Lawful transfers of data from the EU to the USA have become a concern following the Schrems decision on 6 October 2015. (Maximilian Schrems v Data Protection Commissioner in the Court of Justice of the European Union (“CJEU”)).
The decision should not have been a huge surprise given that the European Parliament voted almost unanimously to suspend Safe Harbor, the arrangement which allowed the transfer of personal data from any EU country to the US without breaching EU rules on data exports, in March 2014. “USA NSA: stop mass surveillance now or face consequences, MEPs say” was the headline on the European Parliament’s press release at the time.
As a result of the decision, any data transfers that are still taking place under the Safe Harbor are unlawful.
The reason for the decision was that the CJEU agreed with Schrems’ key contention that USA law and practice do not adequately protect the fundamental privacy rights of EU citizens.
The two problems with US law are stated clearly in paragraphs 94 and 95 of the judgment:
First, legislation permitting US public authorities to have access on a generalised basis to the content of electronic communications must be regarded as compromising the essence of the fundamental right for private life, as guaranteed by Article 7 of the Charter of Fundamental Rights.
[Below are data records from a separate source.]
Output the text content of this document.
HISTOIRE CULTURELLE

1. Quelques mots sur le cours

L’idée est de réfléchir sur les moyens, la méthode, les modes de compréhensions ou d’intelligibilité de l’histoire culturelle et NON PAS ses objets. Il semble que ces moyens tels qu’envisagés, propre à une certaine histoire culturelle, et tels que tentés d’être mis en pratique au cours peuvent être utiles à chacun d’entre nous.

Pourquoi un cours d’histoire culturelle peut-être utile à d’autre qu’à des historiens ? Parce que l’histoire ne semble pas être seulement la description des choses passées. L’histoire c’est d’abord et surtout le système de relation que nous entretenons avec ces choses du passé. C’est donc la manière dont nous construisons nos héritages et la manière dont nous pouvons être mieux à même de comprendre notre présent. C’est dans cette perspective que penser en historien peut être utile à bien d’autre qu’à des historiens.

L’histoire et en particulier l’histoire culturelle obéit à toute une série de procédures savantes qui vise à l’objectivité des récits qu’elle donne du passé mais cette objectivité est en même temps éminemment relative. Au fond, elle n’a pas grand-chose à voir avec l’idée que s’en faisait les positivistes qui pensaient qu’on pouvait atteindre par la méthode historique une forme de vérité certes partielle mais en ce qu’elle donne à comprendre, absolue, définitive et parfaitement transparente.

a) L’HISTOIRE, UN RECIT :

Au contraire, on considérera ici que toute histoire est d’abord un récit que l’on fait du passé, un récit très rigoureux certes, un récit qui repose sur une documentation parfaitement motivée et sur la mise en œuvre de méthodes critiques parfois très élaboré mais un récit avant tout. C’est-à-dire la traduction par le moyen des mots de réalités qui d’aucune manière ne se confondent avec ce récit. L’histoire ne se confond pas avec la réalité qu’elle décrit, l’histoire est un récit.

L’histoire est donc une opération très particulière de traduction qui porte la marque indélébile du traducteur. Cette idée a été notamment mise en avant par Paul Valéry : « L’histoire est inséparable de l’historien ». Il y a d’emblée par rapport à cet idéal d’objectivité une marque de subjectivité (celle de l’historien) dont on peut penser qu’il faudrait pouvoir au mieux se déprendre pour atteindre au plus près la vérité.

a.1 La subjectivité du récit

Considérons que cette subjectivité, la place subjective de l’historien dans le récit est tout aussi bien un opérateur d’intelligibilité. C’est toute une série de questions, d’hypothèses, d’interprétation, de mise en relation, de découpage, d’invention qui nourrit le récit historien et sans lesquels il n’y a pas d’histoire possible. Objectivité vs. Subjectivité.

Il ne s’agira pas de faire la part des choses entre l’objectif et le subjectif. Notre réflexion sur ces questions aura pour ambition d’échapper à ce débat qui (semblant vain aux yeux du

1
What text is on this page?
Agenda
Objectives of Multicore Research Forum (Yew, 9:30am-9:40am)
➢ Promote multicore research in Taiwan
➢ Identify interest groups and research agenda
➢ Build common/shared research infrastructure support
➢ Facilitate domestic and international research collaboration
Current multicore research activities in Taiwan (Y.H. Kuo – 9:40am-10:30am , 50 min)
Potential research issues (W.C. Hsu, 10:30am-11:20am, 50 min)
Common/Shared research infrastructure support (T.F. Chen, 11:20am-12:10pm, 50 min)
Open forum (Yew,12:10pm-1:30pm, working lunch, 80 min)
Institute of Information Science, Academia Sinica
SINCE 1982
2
Second, legislation not providing for any possibility for an individual to pursue legal remedies in order to have access to personal data relating to him or to obtain the rectification or erasure of such data does not respect the essence of the fundamental right to effective judicial protection, as enshrined in Article 47 of the Charter of Fundamental Rights.
Binding Corporate Rules (“BCRs”) and EU model clauses have not yet been held to be unlawful, but, in due course may follow the same fate as Safe Harbor for the same reasons. As one of the most highly regarded experts in the field has observed: “All personal dataflows between Europe and the US may be deemed to be unsafe and hence unlawful”.
The Article 29 Working Party (composed of representatives from the national data protection authorities of the EU Member States) is giving until January 2016 for “an appropriate solution” to be found with the US authorities and to assess all the existing transfer tools in light of the Schrems decision. If no solution is found by then the Article 29 Working Party says that the EU data protection authorities are“committed to take all necessary and appropriate actions, which may include coordinated enforcement actions.”
UK Information Commissioner, Christopher Graham, has called for“cool heads”, emphasised the need to keep “a sense of proportion” and has made clear that the Information Commissioners Office intends, as always, to be reasonable.
There are strong imperatives for reaching agreement (such as preserving EU jobs and Europeans' love of American technology) but a fairly fundamental battle of ideology is at play here. Is this decision sabre rattling/part of the EU’s negotiation strategy? Possibly. What is clear, however, is that achieving a political solution which strikes a fair balance between the interests that require free movement of personal data and the fundamental right to privacy will be no mean feat.